Tuesday, November 25, 2014

My Trip to China

This is the third in a series of blogs about my recent trip to China.



Friday, November 7, Hangzhou

Yesterday morning we visited and took a tour of the corporate headquarters of Alibaba and saw an introductory video from Jack Ma, CEO. Alibaba is China's version of Amazon, eBay and UPS all rolled into one. We watched a real-time electronic screen/map that showed actual sales on Alibaba--it looked like a fireworks display. Sixty Minutes recently did a feature on Ma and his company.

We lunched at a historic restaurant on the West Lake where Nixon and Kissinger dined when they came to China. The food in Hangzhou is milder than in the north and more to my taste. Afterwards we took a boat ride, powered by a Chinese paddler, on West Lake. The lake is a World Heritage site and beautiful--roughly nine square miles. Part of the lake is a series of waterways through wetlands teeming with wildlife. Gardens, paths and bridges dot the landscape. The mountains surround three sides of the lake and the city sits on the fourth side. There are several large pagodas overlooking the lake on the mountains. The whole scenery is stunning. 

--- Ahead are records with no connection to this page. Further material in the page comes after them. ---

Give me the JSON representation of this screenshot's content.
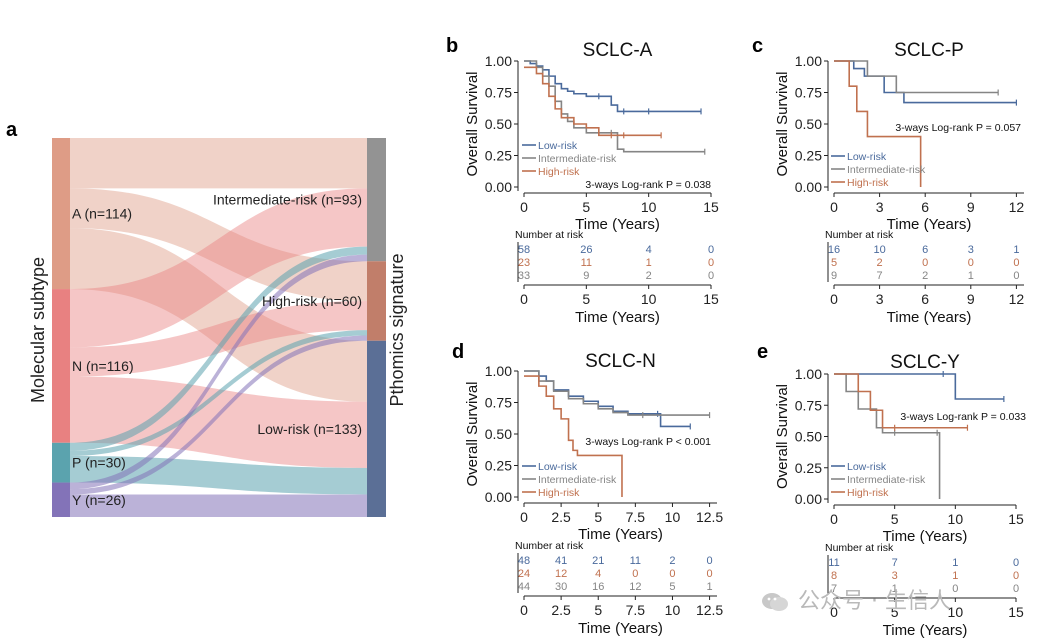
{
  "panel_a": {
    "letter": "a",
    "left_axis_label": "Molecular subtype",
    "right_axis_label": "Pthomics signature",
    "left_nodes": [
      {
        "label": "A (n=114)",
        "color": "#de9c86"
      },
      {
        "label": "N (n=116)",
        "color": "#e88181"
      },
      {
        "label": "P (n=30)",
        "color": "#5ba3ae"
      },
      {
        "label": "Y (n=26)",
        "color": "#8373b8"
      }
    ],
    "right_nodes": [
      {
        "label": "Intermediate-risk (n=93)",
        "color": "#939393"
      },
      {
        "label": "High-risk (n=60)",
        "color": "#c17e6a"
      },
      {
        "label": "Low-risk (n=133)",
        "color": "#5b6f96"
      }
    ],
    "flows": [
      {
        "from": 0,
        "to": 0,
        "value": 38
      },
      {
        "from": 0,
        "to": 1,
        "value": 30
      },
      {
        "from": 0,
        "to": 2,
        "value": 46
      },
      {
        "from": 1,
        "to": 0,
        "value": 44
      },
      {
        "from": 1,
        "to": 1,
        "value": 22
      },
      {
        "from": 1,
        "to": 2,
        "value": 50
      },
      {
        "from": 2,
        "to": 0,
        "value": 6
      },
      {
        "from": 2,
        "to": 1,
        "value": 4
      },
      {
        "from": 2,
        "to": 2,
        "value": 20
      },
      {
        "from": 3,
        "to": 0,
        "value": 5
      },
      {
        "from": 3,
        "to": 1,
        "value": 4
      },
      {
        "from": 3,
        "to": 2,
        "value": 17
      }
    ]
  },
  "km_common": {
    "ylabel": "Overall Survival",
    "xlabel": "Time (Years)",
    "risk_title": "Number at risk",
    "legend": [
      "Low-risk",
      "Intermediate-risk",
      "High-risk"
    ],
    "colors": {
      "low": "#4a6a9c",
      "intermediate": "#858585",
      "high": "#c0714f"
    },
    "yticks": [
      "0.00",
      "0.25",
      "0.50",
      "0.75",
      "1.00"
    ]
  },
  "chart_data": [
    {
      "type": "line",
      "panel": "b",
      "title": "SCLC-A",
      "xlim": [
        0,
        15
      ],
      "ylim": [
        0,
        1
      ],
      "xticks": [
        0,
        5,
        10,
        15
      ],
      "annotation": "3-ways Log-rank P = 0.038",
      "series": [
        {
          "name": "Low-risk",
          "x": [
            0,
            0.5,
            1,
            1.5,
            2,
            2.5,
            3,
            3.5,
            4,
            5,
            6,
            7,
            7.5,
            8,
            10,
            14.2
          ],
          "y": [
            1,
            0.98,
            0.96,
            0.93,
            0.88,
            0.82,
            0.78,
            0.76,
            0.74,
            0.72,
            0.72,
            0.65,
            0.6,
            0.6,
            0.6,
            0.6
          ]
        },
        {
          "name": "Intermediate-risk",
          "x": [
            0,
            1,
            1.5,
            2,
            2.5,
            3,
            3.5,
            4,
            5,
            6,
            7,
            7.5,
            8,
            14.5
          ],
          "y": [
            1,
            0.95,
            0.88,
            0.8,
            0.68,
            0.58,
            0.52,
            0.47,
            0.43,
            0.43,
            0.43,
            0.3,
            0.28,
            0.28
          ]
        },
        {
          "name": "High-risk",
          "x": [
            0,
            1,
            1.5,
            2,
            2.5,
            3,
            4,
            5,
            6,
            7,
            8,
            11
          ],
          "y": [
            0.95,
            0.9,
            0.82,
            0.72,
            0.62,
            0.55,
            0.5,
            0.47,
            0.41,
            0.41,
            0.41,
            0.41
          ]
        }
      ],
      "risk_table": {
        "times": [
          0,
          5,
          10,
          15
        ],
        "rows": [
          [
            58,
            26,
            4,
            0
          ],
          [
            23,
            11,
            1,
            0
          ],
          [
            33,
            9,
            2,
            0
          ]
        ]
      }
    },
    {
      "type": "line",
      "panel": "c",
      "title": "SCLC-P",
      "xlim": [
        0,
        12.5
      ],
      "ylim": [
        0,
        1
      ],
      "xticks": [
        0,
        3,
        6,
        9,
        12
      ],
      "annotation": "3-ways Log-rank P = 0.057",
      "series": [
        {
          "name": "Low-risk",
          "x": [
            0,
            1.3,
            2,
            3.3,
            4.6,
            12
          ],
          "y": [
            1,
            0.94,
            0.88,
            0.75,
            0.67,
            0.67
          ]
        },
        {
          "name": "Intermediate-risk",
          "x": [
            0,
            2.2,
            4.1,
            10.8
          ],
          "y": [
            1,
            0.88,
            0.75,
            0.75
          ]
        },
        {
          "name": "High-risk",
          "x": [
            0,
            1,
            1.5,
            2.2,
            5.7
          ],
          "y": [
            1,
            0.8,
            0.6,
            0.4,
            0
          ]
        }
      ],
      "risk_table": {
        "times": [
          0,
          3,
          6,
          9,
          12
        ],
        "rows": [
          [
            16,
            10,
            6,
            3,
            1
          ],
          [
            5,
            2,
            0,
            0,
            0
          ],
          [
            9,
            7,
            2,
            1,
            0
          ]
        ]
      }
    },
    {
      "type": "line",
      "panel": "d",
      "title": "SCLC-N",
      "xlim": [
        0,
        13
      ],
      "ylim": [
        0,
        1
      ],
      "xticks": [
        0,
        2.5,
        5,
        7.5,
        10,
        12.5
      ],
      "annotation": "3-ways Log-rank P < 0.001",
      "series": [
        {
          "name": "Low-risk",
          "x": [
            0,
            1,
            1.5,
            2,
            3,
            4,
            5,
            6,
            7,
            9,
            9.2,
            11.2
          ],
          "y": [
            1,
            0.96,
            0.92,
            0.85,
            0.8,
            0.76,
            0.72,
            0.68,
            0.66,
            0.66,
            0.56,
            0.56
          ]
        },
        {
          "name": "Intermediate-risk",
          "x": [
            0,
            1,
            2,
            3,
            4,
            5,
            6,
            7,
            8,
            12.5
          ],
          "y": [
            1,
            0.92,
            0.84,
            0.78,
            0.74,
            0.7,
            0.67,
            0.65,
            0.65,
            0.65
          ]
        },
        {
          "name": "High-risk",
          "x": [
            0,
            1,
            1.5,
            2,
            2.5,
            3,
            3.3,
            3.6,
            6.6
          ],
          "y": [
            0.96,
            0.88,
            0.8,
            0.7,
            0.62,
            0.45,
            0.37,
            0.33,
            0
          ]
        }
      ],
      "risk_table": {
        "times": [
          0,
          2.5,
          5,
          7.5,
          10,
          12.5
        ],
        "rows": [
          [
            48,
            41,
            21,
            11,
            2,
            0
          ],
          [
            24,
            12,
            4,
            0,
            0,
            0
          ],
          [
            44,
            30,
            16,
            12,
            5,
            1
          ]
        ]
      }
    },
    {
      "type": "line",
      "panel": "e",
      "title": "SCLC-Y",
      "xlim": [
        0,
        15
      ],
      "ylim": [
        0,
        1
      ],
      "xticks": [
        0,
        5,
        10,
        15
      ],
      "annotation": "3-ways Log-rank P = 0.033",
      "series": [
        {
          "name": "Low-risk",
          "x": [
            0,
            9,
            10,
            14
          ],
          "y": [
            1,
            1,
            0.8,
            0.8
          ]
        },
        {
          "name": "Intermediate-risk",
          "x": [
            0,
            1,
            2,
            3.5,
            4,
            5,
            8.5,
            8.7
          ],
          "y": [
            1,
            0.86,
            0.72,
            0.57,
            0.53,
            0.53,
            0.53,
            0
          ]
        },
        {
          "name": "High-risk",
          "x": [
            0,
            2,
            3,
            4,
            5,
            11
          ],
          "y": [
            1,
            0.86,
            0.71,
            0.57,
            0.57,
            0.57
          ]
        }
      ],
      "risk_table": {
        "times": [
          0,
          5,
          10,
          15
        ],
        "rows": [
          [
            11,
            7,
            1,
            0
          ],
          [
            8,
            3,
            1,
            0
          ],
          [
            7,
            1,
            0,
            0
          ]
        ]
      }
    }
  ],
  "watermark": "公众号 · 生信人"
}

Later in the afternoon, we went into an older section of Hangzhou. One of the ancient fortified gates to the city survives there. The winding, narrow streets were only for pedestrians, bicycles and scooters. Shops with upstairs living quarters lined the streets. We went into one of these for a tea tasting. They let us try green tea, black tea, and a flavor intermediate between the two while telling us the history of Chinese tea culture. It was both informative and delicious.

After tea, we shopped. This part of the city is a tourist trap in the richest and most entertaining sense of the word. The group had a ball haggling with street merchants. We ate dinner at McDonald's (doesn't taste the same) to save time. Back at the hotel, I Facetimed Sarah Park, which really is amazing technology. I slept the best yet until 6:45 am.

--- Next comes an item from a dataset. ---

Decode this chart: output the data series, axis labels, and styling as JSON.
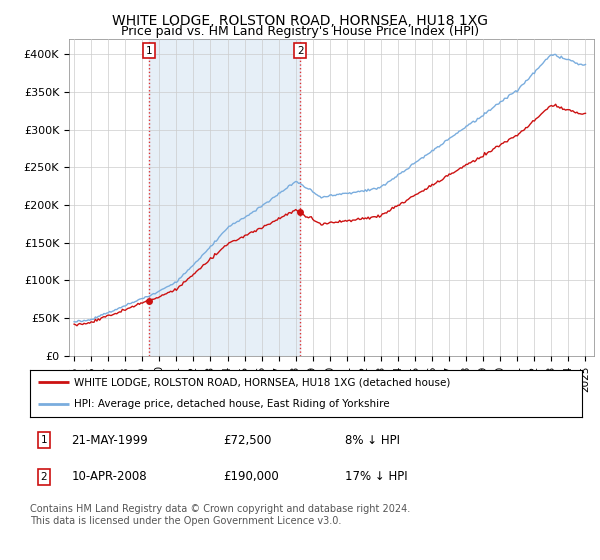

Saturday, November 8, Nanjing

Yesterday morning we visited the Lingyin Buddhist Temple in Hangzhou. It is an extraordinary complex of five temples on one side of a mountain with a large creek, rock cliff and caves on the other. The temples sit in an old growth forest. Monks are present. The temples contain gigantic Buddhas and statues of lesser deities. Chinese tourist burn incense and make wishes. There was also a grotto in the cliff that I suspect was an original religious shrine dating back to the Stone Age. Each temple sits higher up the mountain and, presumably, higher on the path of Enlightenment. 

After lunch, we visited the Hangzhou silk market where I bought scarves for Sarah Park. We drove back to our hotel to freshen up before going to dinner with a Chinese host family. The group split into three smaller groups. My group's host family live in a beautiful, five-bedroom condominium in a gated community. Four generations of the family under one roof: 94 year-old great-grandfather, 75 year-old grandmother, parents, and only son, fourteen year-old Ben. Ben attends a nearby boarding school and comes home on the weekends. He wants to attend an American school so he can have more free time outside school. He is a computer geek, fine pianist, tennis player, and a labor-saving device inventor. He can do none of these extracurricular activities because of the volume of homework he must do. Ben was likable, respectful and spoke good English.

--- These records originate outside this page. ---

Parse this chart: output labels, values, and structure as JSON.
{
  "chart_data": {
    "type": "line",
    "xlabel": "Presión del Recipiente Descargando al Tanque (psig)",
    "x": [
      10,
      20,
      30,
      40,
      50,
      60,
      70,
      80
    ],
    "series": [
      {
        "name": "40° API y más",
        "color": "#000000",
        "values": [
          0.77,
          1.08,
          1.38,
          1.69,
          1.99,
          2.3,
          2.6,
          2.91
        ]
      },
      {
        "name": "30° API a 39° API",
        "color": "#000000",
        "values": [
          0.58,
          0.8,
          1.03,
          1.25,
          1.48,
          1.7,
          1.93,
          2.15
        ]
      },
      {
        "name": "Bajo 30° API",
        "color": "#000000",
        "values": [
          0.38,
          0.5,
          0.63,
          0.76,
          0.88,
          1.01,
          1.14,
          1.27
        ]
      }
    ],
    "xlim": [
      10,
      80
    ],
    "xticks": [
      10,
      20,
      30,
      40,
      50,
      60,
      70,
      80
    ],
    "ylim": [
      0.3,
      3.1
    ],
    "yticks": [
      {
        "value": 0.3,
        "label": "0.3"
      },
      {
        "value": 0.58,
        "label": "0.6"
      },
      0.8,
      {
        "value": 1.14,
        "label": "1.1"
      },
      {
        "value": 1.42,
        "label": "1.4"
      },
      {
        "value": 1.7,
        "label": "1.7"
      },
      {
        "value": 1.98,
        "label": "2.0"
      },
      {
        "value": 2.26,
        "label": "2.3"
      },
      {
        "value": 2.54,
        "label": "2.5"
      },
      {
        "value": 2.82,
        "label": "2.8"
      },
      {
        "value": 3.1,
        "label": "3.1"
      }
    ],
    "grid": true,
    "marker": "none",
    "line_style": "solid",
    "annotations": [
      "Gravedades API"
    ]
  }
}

Grandmother fixed a delicious dinner: pork dumplings, Peking duck and green salad. Both parents work. The mother teaches Chinese philosophy at Hangzhou University. The father designs smart buildings and roads. They are extremely successful. The home had a small porch where we had tea, a small fish pond and a small garden. The family gave each guest a beautiful pottery vase that was created by a relative who practices an ancient pottery tradition. Lovely people and a lovely evening. 

We packed last night and were on the bus at 5:45 am this morning. We drove to the Hangzhou train station which looks like an ultramodern airport to take the bullet train (200 mph) to Nanjing. Our car was luxuriously comfortable: each seat turned into a bed. The ride lasted an hour and we all slept. In Nanjing, we took a tour of the Hopkins-Nanjing Center, a graduate program for Chinese and foreign students established by the Johns Hopkins University and Nanjing University in the early 1980s. Loren Fauchier, Director of the International Program at Providence Day School, is a graduate of the program. We had lunch at the Jinling Hotel and are now getting ready to interview Chinese students interested in studying in our schools.